L’industrie 4.0 ne pourra pas faire l’économie de la sécurité

La multiplication des connexions informatiques et des outils de pilotage automatisés sont certainement des facteurs de productivité. Mais ils pourraient constituer autant de points de faiblesse si leur sécurité n’était pas suffisamment prise en compte.

Lorsqu’en 2011 la Foire de Hanovre popularise le concept d’Industrie 4.0 le sujet relève encore pour beaucoup de la science-fiction. Comme si Jules Verne s’était invité à un salon professionnel de réputation mondiale pour dessiner le monde de demain. Or, avec le déploiement des réseaux et des objets connectés, cette perspective devient chaque jour un peu plus une réalité.

L’étude menée en 2016 par le cabinet PWC auprès de deux mille industriels dans le monde fixe à plus de 900 milliards de dollars par an la somme qu’ils investiront dans la numérisation de leurs activités. Cela concernera les modes de conception et de production, avec une part encore renforcée laissée à l’automatisation et aux interfaces permettant de piloter au plus juste les processus de fabrication.

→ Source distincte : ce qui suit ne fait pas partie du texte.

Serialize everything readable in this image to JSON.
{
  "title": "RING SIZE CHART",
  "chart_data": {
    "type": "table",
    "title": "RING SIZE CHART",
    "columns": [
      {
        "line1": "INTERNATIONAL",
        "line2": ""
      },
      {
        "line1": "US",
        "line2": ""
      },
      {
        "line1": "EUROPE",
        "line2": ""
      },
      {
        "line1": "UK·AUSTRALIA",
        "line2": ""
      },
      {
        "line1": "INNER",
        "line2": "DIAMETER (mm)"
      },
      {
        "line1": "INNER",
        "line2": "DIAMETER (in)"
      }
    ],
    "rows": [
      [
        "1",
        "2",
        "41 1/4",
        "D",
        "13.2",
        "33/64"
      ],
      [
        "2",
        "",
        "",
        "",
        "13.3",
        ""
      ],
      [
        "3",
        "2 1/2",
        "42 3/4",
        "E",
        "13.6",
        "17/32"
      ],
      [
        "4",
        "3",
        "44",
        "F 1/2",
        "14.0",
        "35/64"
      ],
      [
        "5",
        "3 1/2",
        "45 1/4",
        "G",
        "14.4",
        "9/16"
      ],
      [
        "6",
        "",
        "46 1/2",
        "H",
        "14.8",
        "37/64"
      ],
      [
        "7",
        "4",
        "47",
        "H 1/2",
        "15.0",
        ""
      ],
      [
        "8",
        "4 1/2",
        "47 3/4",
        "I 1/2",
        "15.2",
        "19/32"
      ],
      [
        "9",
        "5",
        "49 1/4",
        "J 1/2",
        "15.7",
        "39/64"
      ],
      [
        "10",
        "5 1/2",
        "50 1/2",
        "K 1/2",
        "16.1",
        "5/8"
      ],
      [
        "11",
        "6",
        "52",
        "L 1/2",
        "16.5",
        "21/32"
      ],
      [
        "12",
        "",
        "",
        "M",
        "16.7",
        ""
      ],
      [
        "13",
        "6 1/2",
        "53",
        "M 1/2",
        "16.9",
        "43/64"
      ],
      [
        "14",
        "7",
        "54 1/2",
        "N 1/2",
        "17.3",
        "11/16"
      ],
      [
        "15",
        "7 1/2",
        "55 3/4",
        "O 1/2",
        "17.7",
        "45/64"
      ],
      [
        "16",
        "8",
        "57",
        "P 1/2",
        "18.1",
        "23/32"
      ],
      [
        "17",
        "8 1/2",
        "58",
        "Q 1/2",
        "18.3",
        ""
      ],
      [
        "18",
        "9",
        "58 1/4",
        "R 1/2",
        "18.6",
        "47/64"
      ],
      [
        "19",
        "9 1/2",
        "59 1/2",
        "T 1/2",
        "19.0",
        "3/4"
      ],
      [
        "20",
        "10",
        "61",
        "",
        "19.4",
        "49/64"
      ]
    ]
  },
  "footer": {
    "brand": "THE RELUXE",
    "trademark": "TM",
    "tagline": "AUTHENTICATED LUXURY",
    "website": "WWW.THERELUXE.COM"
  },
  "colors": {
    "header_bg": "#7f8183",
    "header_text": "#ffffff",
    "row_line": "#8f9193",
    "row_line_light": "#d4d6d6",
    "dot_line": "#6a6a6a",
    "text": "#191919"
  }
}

Le retrait progressif de l’œil humain transférera aux capteurs de diverses natures les missions d’alerte en cas de dysfonctionnements.

La confiance dans les réseaux et les équipements numériques sera vitale

Pour s’assurer que les personnes autorisées puissent accéder aux données, les modifier voire les supprimer. Cela suppose de concevoir une doctrine de sécurisation des actifs numériques qui soit la plus pertinente possible : en facilitant le déploiement des métiers tout en assurant un suivi constant des mécanismes mis en œuvre. Faute de pouvoir prétendre empêcher toutes les attaques informatiques, il convient d’organiser des bulles de confiance permettant d’en limiter l’impact et de les détecter le plus rapidement possible.

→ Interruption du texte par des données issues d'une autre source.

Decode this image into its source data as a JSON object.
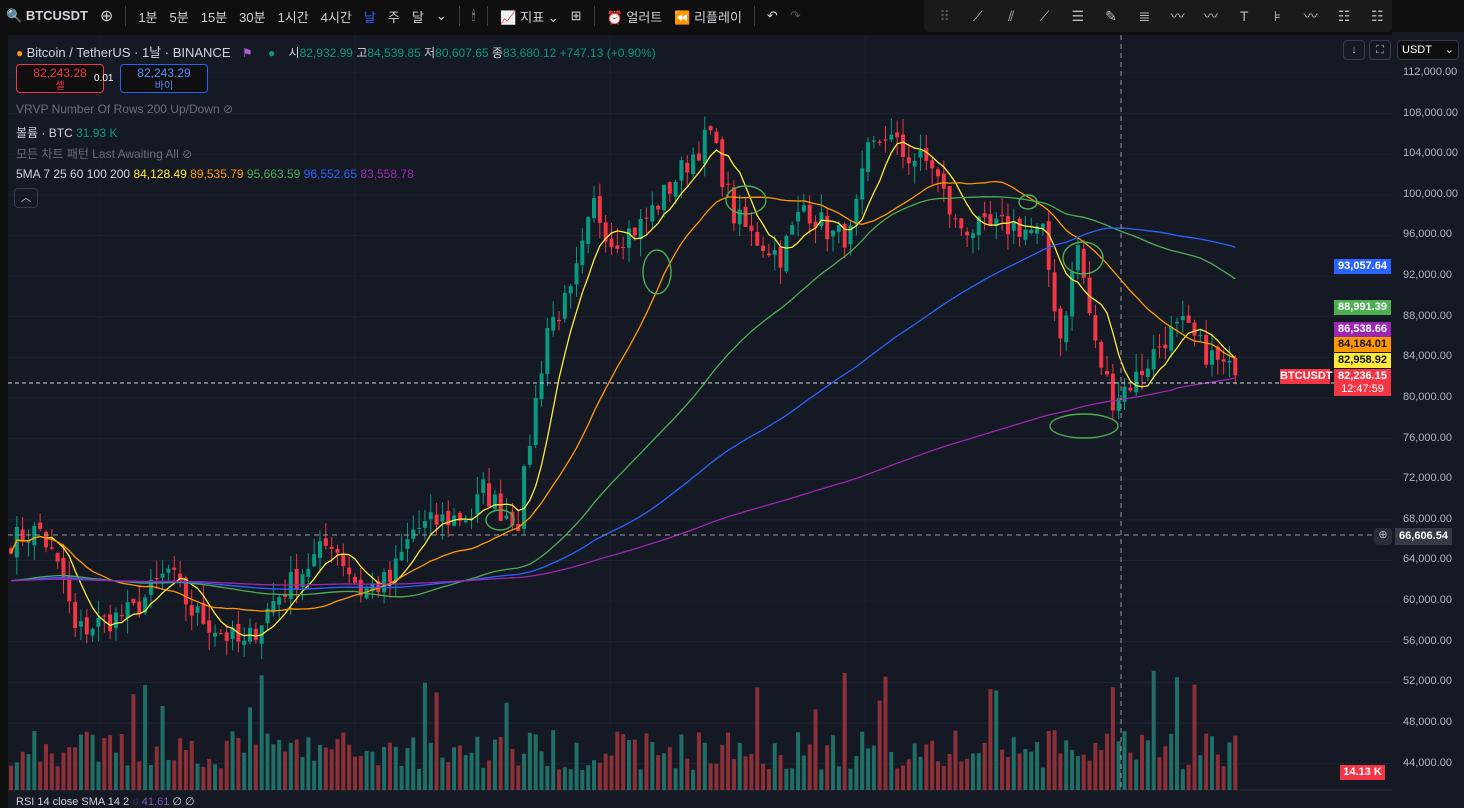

Mais la prise en compte des questions de cybersécurité connaît de belles marges de progression possible : selon l’INSEE [1], seules 28 % des entreprises  du secteur industriel en France reconnaissent avoir une politique de sécurité des technologies de l’information formellement définie. Ce score devrait alerter les comités de direction qui pourraient voir réduits à néant les investissements réalisés dans la transformation numérique. L’identification et l’évaluation des processus critiques constitue une étape constructive en matière de mutation technologique. Afin d’adapter les solutions et les procédures de sécurité à l’importance de chacun des automates présents dans la chaîne industrielle. Ce qui marie utilement les exigences techniques aux contraintes financières.